The strength of the economy has supported positive employment trends, albeit with moderating wage growth, and consumers have continued their spending on goods and services. Data has repeatedly supported a narrative of a surprisingly strong economy despite the rapid increase in rates and the highest Fed Funds target in over twenty years. This is exemplified by a Bloomberg survey of economists, where the consensus is for 2.2% growth during 2024. All of this has led to the patience of the Fed in extending their pause in rates and lengthening the timing of their initial rate reduction.

The Russell 2000® continues to attempt a break toward higher levels, but the asset class strength falters as the outlook for lower rates continues to push later in the year. Investor behavior may also continue to favor larger market caps, and the headline return for the benchmark is likely to continue to be skewed by the very large members in the index until it is rebalanced at the end of June.

However, there does appear to be some glimmers of a possible broadening out of the market, which could begin to turn the tide on the relative performance of small caps. As indicated above, some of the largest companies have begun to correct. Within the S&P 500®, earnings growth is estimated to be more balanced as companies below the largest ten are forecast to turn more positive.

After two consecutive quarters of strong stock market appreciation following the October lows, it may be reasonable to anticipate a potential near-term pullback as investors wrestle with the prospect of a more prolonged higher-rate environment. Also, geopolitical events could prove to be a wild card this year with continued conflict in Ukraine and the Middle East. Energy prices have been impacted by the conflicts in the two regions, and higher energy prices could also reduce the likelihood of rate hikes this year. However, as circumstances now stand, we believe that the market could work higher this year.

Certainly, this could be partly dependent on further moderation of inflation and whether rates are lowered.
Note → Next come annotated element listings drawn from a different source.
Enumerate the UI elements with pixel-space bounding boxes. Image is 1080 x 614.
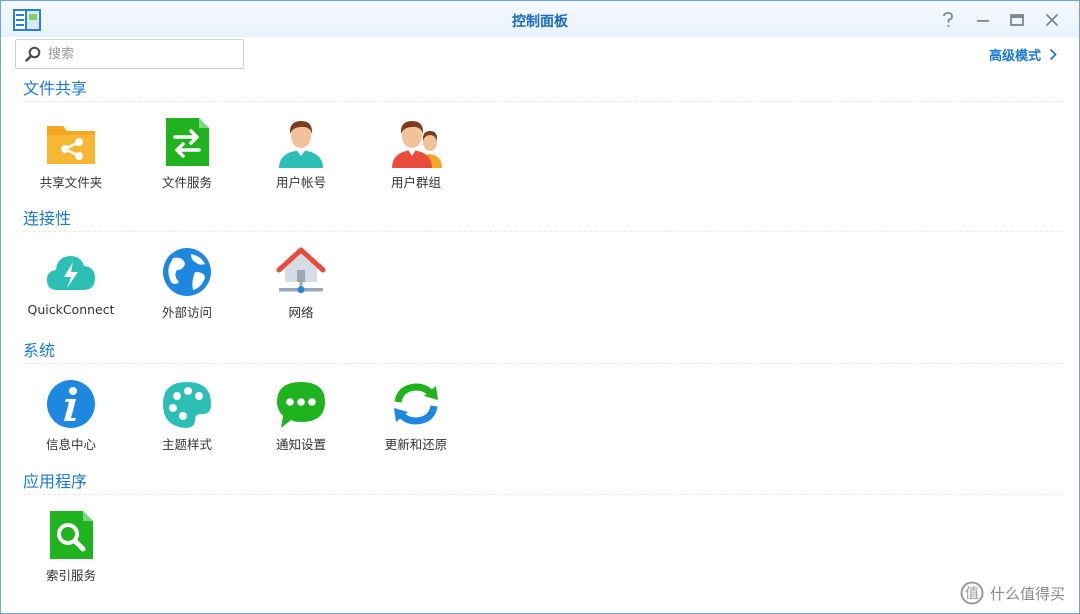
search-box[interactable] bbox=[15, 39, 244, 69]
item-shared-folder[interactable]: 共享文件夹 bbox=[16, 116, 126, 191]
section-title: 应用程序 bbox=[23, 470, 1063, 495]
control-panel-window: 控制面板 高级模式 文件共享 bbox=[0, 0, 1080, 614]
item-label: 主题样式 bbox=[161, 437, 212, 452]
item-label: 网络 bbox=[288, 305, 314, 320]
network-icon bbox=[276, 247, 326, 294]
item-update-restore[interactable]: 更新和还原 bbox=[361, 378, 471, 453]
indexing-service-icon bbox=[50, 511, 93, 559]
item-info-center[interactable]: 信息中心 bbox=[16, 378, 126, 453]
minimize-button[interactable] bbox=[972, 9, 994, 31]
section-file-sharing: 文件共享 共享文件夹 文件服务 用户帐号 用户群组 bbox=[23, 77, 1063, 212]
item-label: 共享文件夹 bbox=[39, 175, 103, 190]
close-button[interactable] bbox=[1041, 9, 1063, 31]
item-label: 外部访问 bbox=[161, 305, 212, 320]
maximize-button[interactable] bbox=[1006, 9, 1028, 31]
svg-text:值: 值 bbox=[965, 586, 979, 602]
window-title: 控制面板 bbox=[512, 14, 568, 30]
advanced-mode-label: 高级模式 bbox=[988, 49, 1041, 64]
item-file-services[interactable]: 文件服务 bbox=[132, 116, 242, 191]
section-title: 连接性 bbox=[23, 207, 1063, 232]
item-label: 文件服务 bbox=[161, 175, 212, 190]
item-network[interactable]: 网络 bbox=[246, 246, 356, 321]
item-label: 用户群组 bbox=[390, 175, 441, 190]
item-label: 更新和还原 bbox=[384, 437, 448, 452]
item-label: 信息中心 bbox=[45, 437, 96, 452]
item-theme[interactable]: 主题样式 bbox=[132, 378, 242, 453]
group-icon bbox=[392, 121, 442, 168]
user-icon bbox=[279, 121, 323, 168]
item-label: 索引服务 bbox=[45, 568, 96, 583]
notification-icon bbox=[277, 382, 325, 428]
item-quickconnect[interactable]: QuickConnect bbox=[16, 246, 126, 317]
item-label: 通知设置 bbox=[275, 437, 326, 452]
section-applications: 应用程序 索引服务 bbox=[23, 470, 1063, 605]
item-label: QuickConnect bbox=[27, 302, 115, 317]
item-notification[interactable]: 通知设置 bbox=[246, 378, 356, 453]
file-services-icon bbox=[166, 118, 209, 166]
section-title: 系统 bbox=[23, 339, 1063, 364]
watermark-logo-icon: 值 bbox=[960, 581, 984, 605]
help-button[interactable] bbox=[937, 9, 959, 31]
theme-icon bbox=[163, 382, 211, 428]
section-title: 文件共享 bbox=[23, 77, 1063, 102]
external-access-icon bbox=[163, 248, 211, 296]
title-bar[interactable]: 控制面板 bbox=[1, 1, 1079, 37]
watermark-text: 什么值得买 bbox=[989, 584, 1065, 603]
item-label: 用户帐号 bbox=[275, 175, 326, 190]
item-user-account[interactable]: 用户帐号 bbox=[246, 116, 356, 191]
item-indexing-service[interactable]: 索引服务 bbox=[16, 509, 126, 584]
shared-folder-icon bbox=[47, 126, 95, 164]
quickconnect-icon bbox=[47, 256, 95, 290]
watermark: 值 什么值得买 bbox=[960, 581, 1065, 605]
section-system: 系统 信息中心 主题样式 通知设置 更新和还原 bbox=[23, 339, 1063, 474]
item-external-access[interactable]: 外部访问 bbox=[132, 246, 242, 321]
update-restore-icon bbox=[394, 383, 438, 425]
search-icon bbox=[25, 46, 41, 62]
search-input[interactable] bbox=[48, 44, 233, 64]
info-center-icon bbox=[47, 380, 95, 428]
chevron-right-icon bbox=[1049, 48, 1057, 61]
item-user-group[interactable]: 用户群组 bbox=[361, 116, 471, 191]
section-connectivity: 连接性 QuickConnect 外部访问 网络 bbox=[23, 207, 1063, 342]
advanced-mode-link[interactable]: 高级模式 bbox=[989, 45, 1057, 64]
However, data in addition to the positive indicators above suggest that lending standards are easing and demand is increasing, not only for large firms but also for small companies. Further, the ISM Manufacturing PMI Index, a good indicator particularly for small companies, recently crossed into expansion territory, while the Conference Board US Leading Index just posted a small uptick after being in a downtrend since the end of 2021.
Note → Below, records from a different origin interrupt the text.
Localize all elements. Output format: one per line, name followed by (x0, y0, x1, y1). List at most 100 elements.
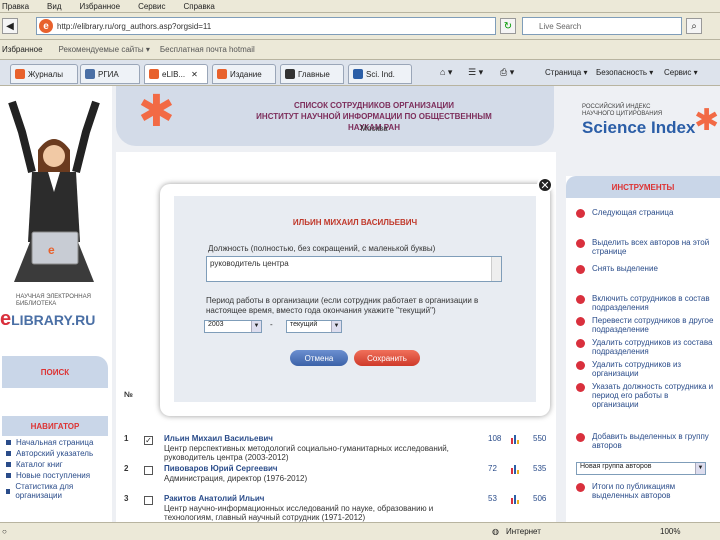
author-name-link[interactable]: Пивоваров Юрий Сергеевич (164, 464, 464, 473)
tool-deselect[interactable]: Снять выделение (576, 264, 716, 274)
publication-count[interactable]: 72 (488, 464, 497, 473)
bullet-icon (6, 440, 11, 445)
publication-count[interactable]: 108 (488, 434, 501, 443)
menu-favorites[interactable]: Избранное (80, 2, 121, 11)
author-position: Центр научно-информационных исследований… (164, 504, 434, 522)
tab-label: Sci. Ind. (366, 69, 395, 79)
citation-count[interactable]: 550 (533, 434, 546, 443)
row-checkbox[interactable] (144, 466, 153, 475)
favorites-label[interactable]: Избранное (2, 45, 43, 54)
menu-edit[interactable]: Правка (2, 2, 29, 11)
nav-item-label: Начальная страница (16, 438, 94, 447)
nav-item-home[interactable]: Начальная страница (6, 438, 108, 447)
row-checkbox[interactable]: ✓ (144, 436, 153, 445)
row-number: 3 (124, 494, 129, 503)
tab-journals[interactable]: Журналы (10, 64, 78, 84)
tool-publication-totals[interactable]: Итоги по публикациям выделенных авторов (576, 482, 716, 500)
year-to-select[interactable]: текущий ▼ (286, 320, 342, 333)
zoom-level[interactable]: 100% (660, 527, 680, 536)
tool-remove-subdivision[interactable]: Удалить сотрудников из состава подраздел… (576, 338, 716, 356)
tools-menu[interactable]: Сервис ▾ (664, 68, 698, 77)
stats-chart-icon[interactable] (511, 435, 520, 444)
tab-label: Главные (298, 69, 330, 79)
tab-sci[interactable]: Sci. Ind. (348, 64, 412, 84)
tab-elib[interactable]: eLIB... ✕ (144, 64, 208, 84)
stats-chart-icon[interactable] (511, 495, 520, 504)
safety-menu[interactable]: Безопасность ▾ (596, 68, 653, 77)
address-field[interactable]: e http://elibrary.ru/org_authors.asp?org… (36, 17, 496, 35)
nav-item-new[interactable]: Новые поступления (6, 471, 108, 480)
year-from-select[interactable]: 2003 ▼ (204, 320, 262, 333)
chevron-down-icon: ▼ (695, 463, 705, 474)
author-name-link[interactable]: Ракитов Анатолий Ильич (164, 494, 464, 503)
live-search-placeholder: Live Search (539, 21, 582, 31)
nav-item-catalog[interactable]: Каталог книг (6, 460, 108, 469)
tab-label: eLIB... (162, 69, 186, 79)
nav-item-label: Каталог книг (16, 460, 63, 469)
publication-count[interactable]: 53 (488, 494, 497, 503)
tab-rgia[interactable]: РГИА (80, 64, 140, 84)
position-label: Должность (полностью, без сокращений, с … (208, 244, 436, 253)
tab-glavnye[interactable]: Главные (280, 64, 344, 84)
search-icon[interactable]: ⌕ (686, 18, 702, 34)
refresh-icon[interactable]: ↻ (500, 18, 516, 34)
search-section-header[interactable]: ПОИСК (2, 356, 108, 388)
textarea-scrollbar[interactable] (491, 257, 501, 281)
index-name: Science Index (582, 118, 696, 137)
print-icon[interactable]: ⎙ ▾ (500, 67, 514, 78)
ie-icon: e (39, 19, 53, 33)
tool-select-all[interactable]: Выделить всех авторов на этой странице (576, 238, 716, 256)
nav-item-stats[interactable]: Статистика для организации (6, 482, 108, 500)
logo-tagline: НАУЧНАЯ ЭЛЕКТРОННАЯ БИБЛИОТЕКА (16, 294, 91, 307)
navigator: НАВИГАТОР Начальная страница Авторский у… (2, 416, 108, 502)
tab-izdanie[interactable]: Издание (212, 64, 276, 84)
tool-next-page[interactable]: Следующая страница (576, 208, 716, 218)
elibrary-logo[interactable]: НАУЧНАЯ ЭЛЕКТРОННАЯ БИБЛИОТЕКА eLIBRARY.… (0, 294, 112, 331)
science-index-flower-icon: ✱ (694, 104, 720, 137)
dialog-title: ИЛЬИН МИХАИЛ ВАСИЛЬЕВИЧ (292, 218, 418, 227)
nav-item-label: Новые поступления (16, 471, 91, 480)
hotmail-link[interactable]: Бесплатная почта hotmail (160, 45, 255, 54)
menu-view[interactable]: Вид (47, 2, 61, 11)
close-icon[interactable]: ✕ (537, 177, 553, 193)
tab-icon (285, 69, 295, 79)
tool-set-position[interactable]: Указать должность сотрудника и период ег… (576, 382, 716, 409)
flower-logo-icon: ✱ (138, 87, 175, 136)
author-name-link[interactable]: Ильин Михаил Васильевич (164, 434, 464, 443)
status-bar: ○ ◍ Интернет 100% (0, 522, 720, 540)
bullet-icon (6, 473, 11, 478)
live-search-input[interactable]: Live Search (522, 17, 682, 35)
save-button[interactable]: Сохранить (354, 350, 420, 366)
close-tab-icon[interactable]: ✕ (191, 70, 198, 79)
suggested-sites-link[interactable]: Рекомендуемые сайты ▾ (59, 45, 150, 54)
tab-bar: Журналы РГИА eLIB... ✕ Издание Главные Sc… (0, 60, 720, 86)
citation-count[interactable]: 506 (533, 494, 546, 503)
index-line1: РОССИЙСКИЙ ИНДЕКС (582, 104, 651, 110)
dialog-body: ИЛЬИН МИХАИЛ ВАСИЛЬЕВИЧ Должность (полно… (174, 196, 536, 402)
page-menu[interactable]: Страница ▾ (545, 68, 588, 77)
author-group-select[interactable]: Новая группа авторов ▼ (576, 462, 706, 475)
menu-help[interactable]: Справка (183, 2, 214, 11)
tool-move-subdivision[interactable]: Перевести сотрудников в другое подраздел… (576, 316, 716, 334)
row-number: 1 (124, 434, 129, 443)
menu-tools[interactable]: Сервис (138, 2, 165, 11)
logo-wordmark: eLIBRARY.RU (0, 308, 96, 330)
position-textarea[interactable]: руководитель центра (206, 256, 502, 282)
stats-chart-icon[interactable] (511, 465, 520, 474)
tool-include-subdivision[interactable]: Включить сотрудников в состав подразделе… (576, 294, 716, 312)
feeds-icon[interactable]: ☰ ▾ (468, 67, 483, 78)
citation-count[interactable]: 535 (533, 464, 546, 473)
tab-icon (149, 69, 159, 79)
cancel-button[interactable]: Отмена (290, 350, 348, 366)
nav-item-author-index[interactable]: Авторский указатель (6, 449, 108, 458)
tool-remove-org[interactable]: Удалить сотрудников из организации (576, 360, 716, 378)
tab-icon (15, 69, 25, 79)
col-number-header: № (124, 390, 133, 399)
year-from-value: 2003 (208, 321, 224, 328)
year-to-value: текущий (290, 321, 318, 328)
back-icon[interactable]: ◀ (2, 18, 18, 34)
science-index-logo[interactable]: РОССИЙСКИЙ ИНДЕКС НАУЧНОГО ЦИТИРОВАНИЯ S… (582, 104, 695, 138)
tool-add-group[interactable]: Добавить выделенных в группу авторов (576, 432, 716, 450)
row-checkbox[interactable] (144, 496, 153, 505)
home-icon[interactable]: ⌂ ▾ (440, 67, 452, 78)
For small companies, we believe this backdrop should be supportive of earnings growth and a broadening of participation as investors seek opportunities beyond the largest companies. If employment continues along its growth trajectory, consumer sentiment and spending should support corporate earnings growth. Infrastructure spending and the on-shoring of manufacturing also look to continue. Benefits from these economic conditions should accrue to companies across the market cap spectrum, and history has shown that small companies are innovative, nimble, and drivers of dynamic economic growth.
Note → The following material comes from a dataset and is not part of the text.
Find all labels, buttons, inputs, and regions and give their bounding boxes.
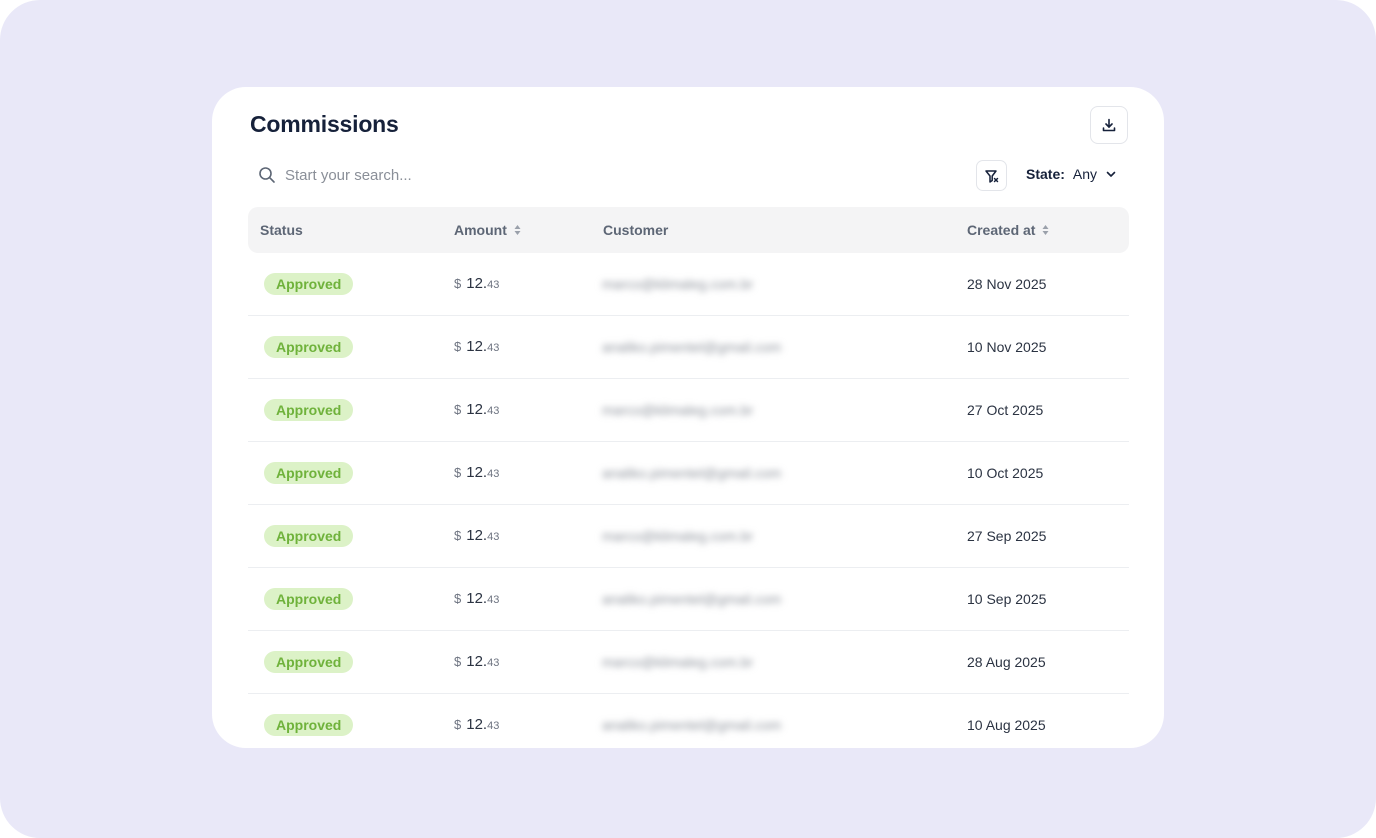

Currently, market dynamics are creating inefficiencies to a greater degree than usual within the small-cap asset class. Though we have been working over several years to increase the average market capitalization of our portfolio holdings, the momentum of the largest companies, even within the small-cap space, seems excessive. We believe a broadening of the markets may be in the early stages. This is partly from market research by others, but also in company-specific factors, we are seeing within the portfolio, such as money flows, insider buying, and more recent price actions late in the quarter. In our opinion, the inefficiencies we perceive in the markets are at extreme levels, and periods of underperformance, both strategy-specific and asset-class, have provided opportunistic prices for compelling future returns.